受任・関係している事件においては、「従来の解釈や判例等に照らすと、こういった解釈になるであろう、なる可能性がある」ということと、「従来の解釈や判例等に照らした場合に導かれる結論には異論があり、むしろこういった解釈がとられるべきである」ということは、分けて考える必要があり、依頼者・相談者に対しても、その点を意識しつつ説明する必要があるでしょう。
受任・関係していない問題については、そこまでの厳密さは要求されないとは思いますが、誤解を招かないような配慮は必要ではないかと思います。
例えば、

http://d.hatena.ne.jp/yjochi/20061031#1162230600

を例にとって言うと、インターネット上の記事で話題となっている問題について、私なりにこういう疑問を持っている、ということを書いているもので、上記の1①に該当するものと言えるでしょう。エントリーの中で、過去の事件についても触れ、

著作権侵害についても、そのアナロジーとして考えれば良い、と割り切ってしまうのは簡単ですが(捜査機関はそのように割り切る可能性が高いでしょう)、私は、そう割り切ってしまってよいのか、いまだに疑問を感じており、解消できずにいます。
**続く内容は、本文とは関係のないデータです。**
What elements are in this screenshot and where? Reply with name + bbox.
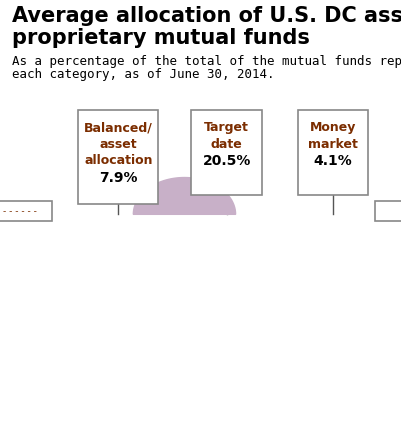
FancyBboxPatch shape xyxy=(298,110,368,195)
Text: Target: Target xyxy=(204,121,249,134)
Text: Money: Money xyxy=(310,121,356,134)
Text: Balanced/: Balanced/ xyxy=(84,121,153,134)
FancyBboxPatch shape xyxy=(78,110,158,204)
Text: - - - - - -: - - - - - - xyxy=(3,207,37,216)
Text: asset: asset xyxy=(99,138,137,151)
Text: each category, as of June 30, 2014.: each category, as of June 30, 2014. xyxy=(12,68,275,81)
Polygon shape xyxy=(133,178,236,214)
FancyBboxPatch shape xyxy=(0,201,52,221)
FancyBboxPatch shape xyxy=(191,110,261,195)
Text: allocation: allocation xyxy=(84,154,152,167)
Text: 4.1%: 4.1% xyxy=(314,154,352,168)
Text: As a percentage of the total of the mutual funds reported in: As a percentage of the total of the mutu… xyxy=(12,55,401,68)
Text: date: date xyxy=(211,138,243,151)
Text: proprietary mutual funds: proprietary mutual funds xyxy=(12,28,310,48)
Text: 20.5%: 20.5% xyxy=(203,154,251,168)
FancyBboxPatch shape xyxy=(375,201,401,221)
Text: Average allocation of U.S. DC assets in: Average allocation of U.S. DC assets in xyxy=(12,6,401,26)
Text: market: market xyxy=(308,138,358,151)
Text: 7.9%: 7.9% xyxy=(99,171,138,184)
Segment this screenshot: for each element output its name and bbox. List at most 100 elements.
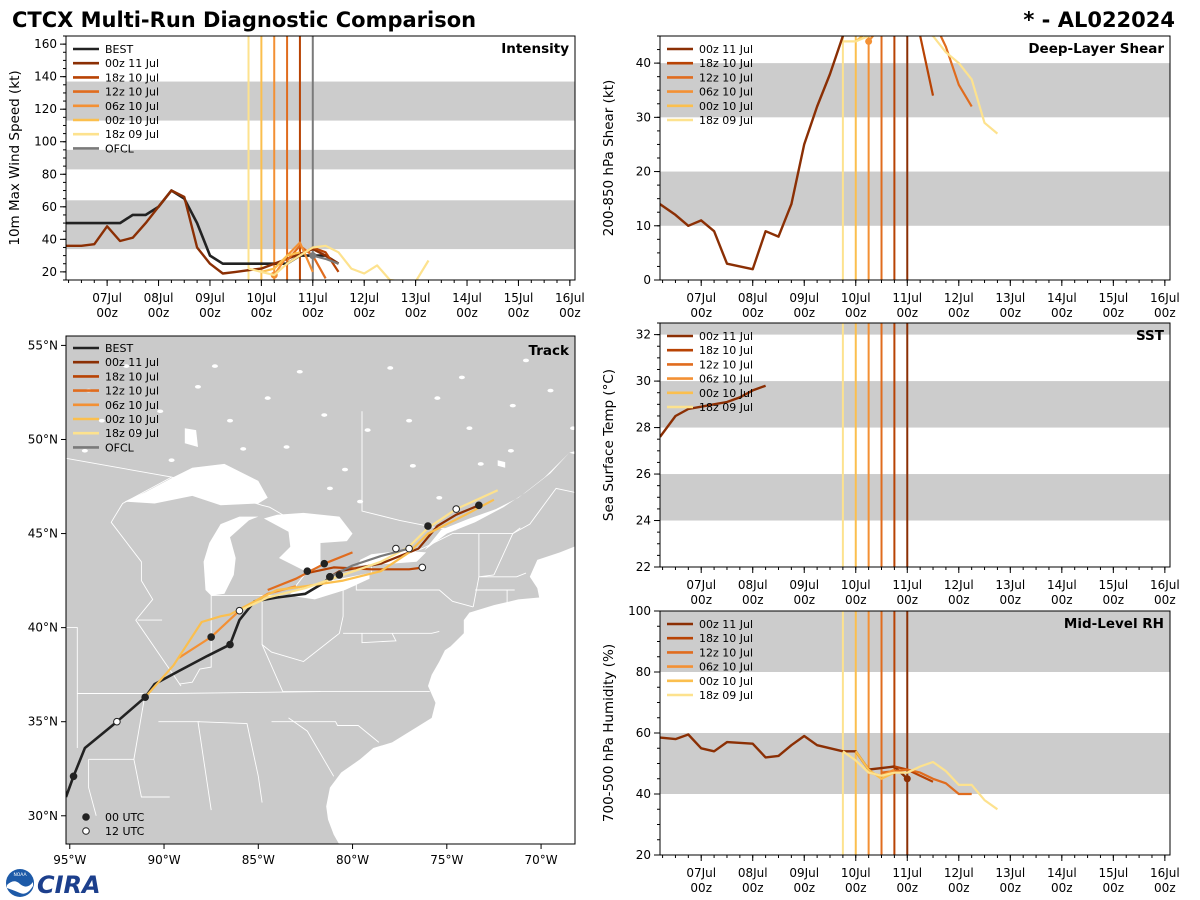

と書いて、上記の1②についてもそれなりに配慮した書き方をしているつもりです(裁判所の判断までは予測できないため、捜査機関の判断を予測するにとどめていますが)。
本ブログで、特に刑事法関係の解釈についてコメントする場合、共謀罪に関する議論にも現れているように、過剰な取り締まりやそのための拡張解釈等に反対する、疑問を呈する、といった観点で行う場合が増えるという傾向があると思います。私自身、元は検察庁にいましたが、現在は弁護士であり、刑事の分野にある程度の知識や経験がある者として、そういった観点から物事を考え、明らかにすることに意義を感じているという側面があります。
過去の本ブログでのエントリーや、今後のエントリーをご覧いただく際には、以上を参考にしていただければと思います。